Nonetheless, even I'M starting to say that about younger generations, and that's a bad, bad sign. Partly because I'm admitting that there are a few generations behind mine (the venerable Baby Boomers), and partly because of the fact that I'm not all that polite myself. Sometimes. How often? I refuse to say, on advice from my cat.

By the way, my cat's too smart to fall for this con game, too.

So, what's to be done? As Lazarus Long once so wisely said: "Never underestimate the power of human stupidity." Evidently, it's going to continue, along with the too-good-to-be-true UK lottery gag and the phony bank auditor game. None of it's funny, and I've pondered on it, trying to figure out why that is; why do otherwise sensible-seeming people fall for something that violates a very sensible rule: If it sounds too good to be true, it probably is! That should be an axiom applicable to almost everything in life. Salvation is a fortunate exception; it sounds too good to be true, but IS. Fortunately, God is a nicer guy than you, me, or the geniuses running these con games.

I have a theory, and I'm putting this out in front of you for general discussion, recussion and whatever other kinds of cussin' seem appropriate. I don't think that it's because any of these "stories" they sell are convincing. No, I think the people who fall for it do so because they want to believe it! Why on earth would they do that? Maybe it comes down to the last effort to preserve their battered sanity. In a world where we're dead certain of so many things going impossibly wrong (cross reference: Any newspaper), they have a desperate need to believe in something, just one thing that's impossibly "right". And for those few critical moments, they do.

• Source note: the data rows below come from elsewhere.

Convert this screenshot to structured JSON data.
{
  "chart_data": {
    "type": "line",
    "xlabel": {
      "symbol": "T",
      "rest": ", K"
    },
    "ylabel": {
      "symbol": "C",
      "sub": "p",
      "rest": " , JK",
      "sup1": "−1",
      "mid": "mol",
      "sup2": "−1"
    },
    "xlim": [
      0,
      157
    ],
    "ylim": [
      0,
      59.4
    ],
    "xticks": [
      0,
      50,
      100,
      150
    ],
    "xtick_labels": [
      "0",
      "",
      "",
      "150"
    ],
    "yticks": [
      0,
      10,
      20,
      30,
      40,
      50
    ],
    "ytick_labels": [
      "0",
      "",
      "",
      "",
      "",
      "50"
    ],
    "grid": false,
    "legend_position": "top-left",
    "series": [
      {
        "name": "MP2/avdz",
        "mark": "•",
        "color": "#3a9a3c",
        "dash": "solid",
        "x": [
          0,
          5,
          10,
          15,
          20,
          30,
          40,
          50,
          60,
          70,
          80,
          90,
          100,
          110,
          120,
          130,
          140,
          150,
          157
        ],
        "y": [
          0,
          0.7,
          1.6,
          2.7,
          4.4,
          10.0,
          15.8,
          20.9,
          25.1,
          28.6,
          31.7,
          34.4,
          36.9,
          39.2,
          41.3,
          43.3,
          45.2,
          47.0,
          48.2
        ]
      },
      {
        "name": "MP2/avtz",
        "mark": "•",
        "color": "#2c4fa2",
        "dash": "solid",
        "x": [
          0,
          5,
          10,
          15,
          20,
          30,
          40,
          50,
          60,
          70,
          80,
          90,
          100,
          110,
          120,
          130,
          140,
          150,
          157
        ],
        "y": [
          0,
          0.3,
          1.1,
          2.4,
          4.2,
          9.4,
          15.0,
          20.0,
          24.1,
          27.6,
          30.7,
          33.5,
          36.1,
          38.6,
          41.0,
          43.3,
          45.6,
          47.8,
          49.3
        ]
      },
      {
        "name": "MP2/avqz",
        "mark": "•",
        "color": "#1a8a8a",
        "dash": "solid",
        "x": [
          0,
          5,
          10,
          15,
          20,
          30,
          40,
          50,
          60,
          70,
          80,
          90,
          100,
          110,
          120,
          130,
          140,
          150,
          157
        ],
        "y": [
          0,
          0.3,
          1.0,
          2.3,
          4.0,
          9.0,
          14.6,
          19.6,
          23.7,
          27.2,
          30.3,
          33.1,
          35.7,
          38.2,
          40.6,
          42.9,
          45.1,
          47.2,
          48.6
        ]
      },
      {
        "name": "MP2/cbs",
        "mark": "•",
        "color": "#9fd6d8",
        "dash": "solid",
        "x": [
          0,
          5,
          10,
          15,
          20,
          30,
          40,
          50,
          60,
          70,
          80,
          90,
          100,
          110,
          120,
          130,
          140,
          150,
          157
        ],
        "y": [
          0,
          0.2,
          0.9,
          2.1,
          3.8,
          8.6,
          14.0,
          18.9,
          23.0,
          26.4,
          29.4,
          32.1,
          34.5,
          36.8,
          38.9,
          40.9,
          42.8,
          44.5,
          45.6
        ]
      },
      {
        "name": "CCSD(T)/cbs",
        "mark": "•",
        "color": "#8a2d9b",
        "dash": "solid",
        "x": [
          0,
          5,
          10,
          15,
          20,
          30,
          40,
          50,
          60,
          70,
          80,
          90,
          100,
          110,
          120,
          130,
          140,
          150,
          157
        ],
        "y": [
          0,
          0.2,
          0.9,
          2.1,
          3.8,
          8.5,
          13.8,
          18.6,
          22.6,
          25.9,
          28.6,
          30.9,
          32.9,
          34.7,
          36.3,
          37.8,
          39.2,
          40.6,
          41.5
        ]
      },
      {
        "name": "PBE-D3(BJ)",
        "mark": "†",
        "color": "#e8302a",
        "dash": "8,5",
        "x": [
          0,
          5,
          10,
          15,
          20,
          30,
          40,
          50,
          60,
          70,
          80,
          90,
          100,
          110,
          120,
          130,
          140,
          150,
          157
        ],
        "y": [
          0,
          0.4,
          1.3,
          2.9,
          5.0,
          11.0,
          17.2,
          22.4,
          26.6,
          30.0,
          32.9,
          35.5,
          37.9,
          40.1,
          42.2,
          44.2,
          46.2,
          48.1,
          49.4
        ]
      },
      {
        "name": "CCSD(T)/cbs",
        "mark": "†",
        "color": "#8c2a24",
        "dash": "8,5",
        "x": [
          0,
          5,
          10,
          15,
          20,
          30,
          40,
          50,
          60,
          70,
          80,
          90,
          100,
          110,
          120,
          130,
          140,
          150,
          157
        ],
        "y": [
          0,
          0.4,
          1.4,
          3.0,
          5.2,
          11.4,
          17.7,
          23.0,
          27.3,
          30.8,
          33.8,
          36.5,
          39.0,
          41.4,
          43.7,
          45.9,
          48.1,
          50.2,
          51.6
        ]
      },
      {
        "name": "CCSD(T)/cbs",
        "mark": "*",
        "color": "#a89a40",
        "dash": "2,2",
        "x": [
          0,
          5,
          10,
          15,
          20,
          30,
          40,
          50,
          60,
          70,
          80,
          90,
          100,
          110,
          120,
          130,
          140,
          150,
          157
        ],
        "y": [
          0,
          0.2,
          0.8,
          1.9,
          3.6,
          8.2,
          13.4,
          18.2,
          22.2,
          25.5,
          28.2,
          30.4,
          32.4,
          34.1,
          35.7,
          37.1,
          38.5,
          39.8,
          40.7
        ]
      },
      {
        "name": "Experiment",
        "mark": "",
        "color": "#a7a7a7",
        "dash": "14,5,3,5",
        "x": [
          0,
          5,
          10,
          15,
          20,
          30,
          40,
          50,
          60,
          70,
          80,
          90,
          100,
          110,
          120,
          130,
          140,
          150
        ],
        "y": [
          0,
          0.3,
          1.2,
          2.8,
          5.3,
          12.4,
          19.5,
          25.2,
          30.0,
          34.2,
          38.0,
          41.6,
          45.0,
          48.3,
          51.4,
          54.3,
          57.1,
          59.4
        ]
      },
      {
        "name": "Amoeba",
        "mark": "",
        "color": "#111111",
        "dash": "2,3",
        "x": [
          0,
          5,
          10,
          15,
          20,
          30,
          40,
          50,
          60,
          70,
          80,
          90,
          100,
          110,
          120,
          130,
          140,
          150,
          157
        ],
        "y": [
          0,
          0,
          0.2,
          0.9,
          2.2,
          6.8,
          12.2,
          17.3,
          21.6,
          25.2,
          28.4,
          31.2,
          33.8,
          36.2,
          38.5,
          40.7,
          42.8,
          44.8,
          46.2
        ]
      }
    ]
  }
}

I'm not sure what the solution there is, if any, to this effect, other than a couple of things I try to remember:

-We could do a lot better job of looking out for one another.

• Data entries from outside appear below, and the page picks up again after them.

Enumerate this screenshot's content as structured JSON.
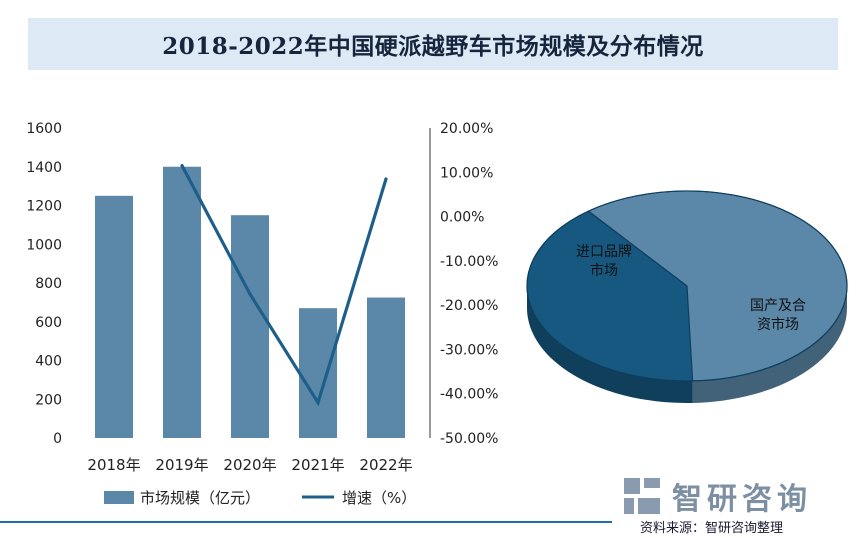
{
  "title": "2018-2022年中国硬派越野车市场规模及分布情况",
  "chart_data": [
    {
      "type": "bar",
      "categories": [
        "2018年",
        "2019年",
        "2020年",
        "2021年",
        "2022年"
      ],
      "series": [
        {
          "name": "市场规模（亿元）",
          "type": "bar",
          "axis": "left",
          "values": [
            1250,
            1400,
            1150,
            670,
            725
          ],
          "color": "#5b88a8"
        },
        {
          "name": "增速（%）",
          "type": "line",
          "axis": "right",
          "values": [
            null,
            11.5,
            -17.5,
            -42,
            8.5
          ],
          "color": "#1d5f8a"
        }
      ],
      "y_left": {
        "min": 0,
        "max": 1600,
        "ticks": [
          "0",
          "200",
          "400",
          "600",
          "800",
          "1000",
          "1200",
          "1400",
          "1600"
        ]
      },
      "y_right": {
        "min": -50,
        "max": 20,
        "ticks": [
          "-50.00%",
          "-40.00%",
          "-30.00%",
          "-20.00%",
          "-10.00%",
          "0.00%",
          "10.00%",
          "20.00%"
        ]
      },
      "grid": false,
      "legend": "bottom"
    },
    {
      "type": "pie",
      "style": "3d",
      "slices": [
        {
          "label": "国产及合\n资市场",
          "value": 60,
          "color": "#5b88a8"
        },
        {
          "label": "进口品牌\n市场",
          "value": 40,
          "color": "#16587f"
        }
      ]
    }
  ],
  "legend": {
    "bar_label": "市场规模（亿元）",
    "line_label": "增速（%）"
  },
  "logo_text": "智研咨询",
  "source": "资料来源：智研咨询整理",
  "colors": {
    "title_bg": "#dde9f4",
    "bar": "#5b88a8",
    "line": "#1d5f8a",
    "pie_dark": "#16587f",
    "pie_light": "#5b88a8",
    "accent_line": "#1f6fa8"
  }
}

-Commit random acts of kindness and senseless acts of beauty.

The latter, someone being nice for no apparent reason nor for their personal gain, always catches people by surprise. And maybe, just maybe, the surprise that you choose to put out into the world will BE that one impossibly right thing that someone really needs.

And when you do (several times a day, I hope), someone, somewhere in Nigeria will curse your wretchedly nice name.